Elordi is mindful when choosing whom he surrounds himself with. His relationship with Tag Heuer, is “about working with good people”, he says. Shared values play an important role in the actor’s creative collaborations and it’s why he enjoys working with Isabella, a photographer. “Having your picture taken is kind of a super vulnerable, uncomfortable thing, so doing it with my sister is just like being a kid,” he says. “We used to take pictures and make all sorts of things all the time.”
References to childhood provoke reflections on time. Is Elordi a nostalgic person or a futurist? Is he adept at living in the moment? “I think we’re kind of all damned to look to the past and to the future,” he says. “Every now and then you find that sweet spot where your feet are on the ground and you’re kind of really taking part in a moment.” He pauses. “But I don’t think you can live there for very long.”
The archetypal Australian leading man is larrikin-leaning: mischievous, rowdy and big-hearted. On first impression, one might paint this actor with the same brush — physically, certainly, Elordi is larger than life. But our time together reveals a more introspective individual, an erudite cinephile who takes his work seriously and seeks to occupy a more serious leading man position.
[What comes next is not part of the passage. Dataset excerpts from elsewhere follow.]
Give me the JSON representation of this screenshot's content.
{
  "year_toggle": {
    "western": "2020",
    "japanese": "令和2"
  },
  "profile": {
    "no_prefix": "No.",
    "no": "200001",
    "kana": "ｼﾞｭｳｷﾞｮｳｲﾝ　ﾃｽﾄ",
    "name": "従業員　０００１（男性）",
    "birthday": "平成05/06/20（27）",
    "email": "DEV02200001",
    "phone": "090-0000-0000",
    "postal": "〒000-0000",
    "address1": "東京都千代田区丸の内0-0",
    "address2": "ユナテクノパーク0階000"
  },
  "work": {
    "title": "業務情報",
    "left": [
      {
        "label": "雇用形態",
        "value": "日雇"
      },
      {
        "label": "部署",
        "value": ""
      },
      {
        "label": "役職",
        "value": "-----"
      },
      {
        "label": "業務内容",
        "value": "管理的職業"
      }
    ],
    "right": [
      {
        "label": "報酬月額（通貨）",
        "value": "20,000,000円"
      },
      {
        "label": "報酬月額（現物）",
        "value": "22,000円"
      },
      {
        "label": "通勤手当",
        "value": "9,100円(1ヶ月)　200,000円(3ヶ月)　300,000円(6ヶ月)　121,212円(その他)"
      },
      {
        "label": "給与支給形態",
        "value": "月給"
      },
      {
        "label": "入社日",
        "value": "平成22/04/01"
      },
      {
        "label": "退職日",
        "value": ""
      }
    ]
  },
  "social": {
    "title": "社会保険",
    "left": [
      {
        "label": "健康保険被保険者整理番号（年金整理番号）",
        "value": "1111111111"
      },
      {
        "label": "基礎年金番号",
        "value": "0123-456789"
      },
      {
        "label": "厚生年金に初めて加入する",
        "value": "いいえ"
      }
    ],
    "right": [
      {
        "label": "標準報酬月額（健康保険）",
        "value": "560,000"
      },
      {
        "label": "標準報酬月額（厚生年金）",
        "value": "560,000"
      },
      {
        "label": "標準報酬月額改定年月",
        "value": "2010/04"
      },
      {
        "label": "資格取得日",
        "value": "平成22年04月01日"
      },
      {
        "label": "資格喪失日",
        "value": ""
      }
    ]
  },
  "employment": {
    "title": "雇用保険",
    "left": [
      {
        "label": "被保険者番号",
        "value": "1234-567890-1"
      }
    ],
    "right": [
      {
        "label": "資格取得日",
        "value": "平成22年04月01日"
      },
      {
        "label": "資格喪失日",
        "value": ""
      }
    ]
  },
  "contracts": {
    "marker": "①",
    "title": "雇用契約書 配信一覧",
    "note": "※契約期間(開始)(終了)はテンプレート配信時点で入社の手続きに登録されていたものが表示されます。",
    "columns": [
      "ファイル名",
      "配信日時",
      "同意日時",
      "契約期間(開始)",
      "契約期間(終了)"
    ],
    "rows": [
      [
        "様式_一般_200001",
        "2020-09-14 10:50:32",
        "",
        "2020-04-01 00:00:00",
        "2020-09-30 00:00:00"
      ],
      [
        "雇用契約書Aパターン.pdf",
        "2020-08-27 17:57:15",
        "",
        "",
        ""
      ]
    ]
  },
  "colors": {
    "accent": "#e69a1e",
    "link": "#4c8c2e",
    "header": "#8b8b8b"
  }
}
His idols speak to the blueprint Elordi is following. The list includes Brando, Olivier, Bale, Ledger and McQueen — screen legends whose oeuvre and success he one day hopes to emulate. “It’s quite an eclectic bunch of people,” Elordi says of the through line connecting his professional heroes. “I think the thing that carries through is a kind of respect, and a respect for — if there were to be such thing as a craft — a dedication to this singular thing which is performance.
“I appreciate that bravado in all of them,” he continues, “choosing this performance to be their religion and their faith, and the kind of intensity in the way they pursue it.”
Despite his past admission of self-doubt, Elordi’s demeanour suggests a seasoned interviewee and a performer who backs himself wholly. The podcast interview affirms my hunch: “It would be remiss of me not to say there’s this pit somewhere in my stomach that’s deeply, deeply confident in the work that I do,” he said. In conversation with him, it’s easy to forget he is just 25. How lucky for us that Elordi’s got nothing but time.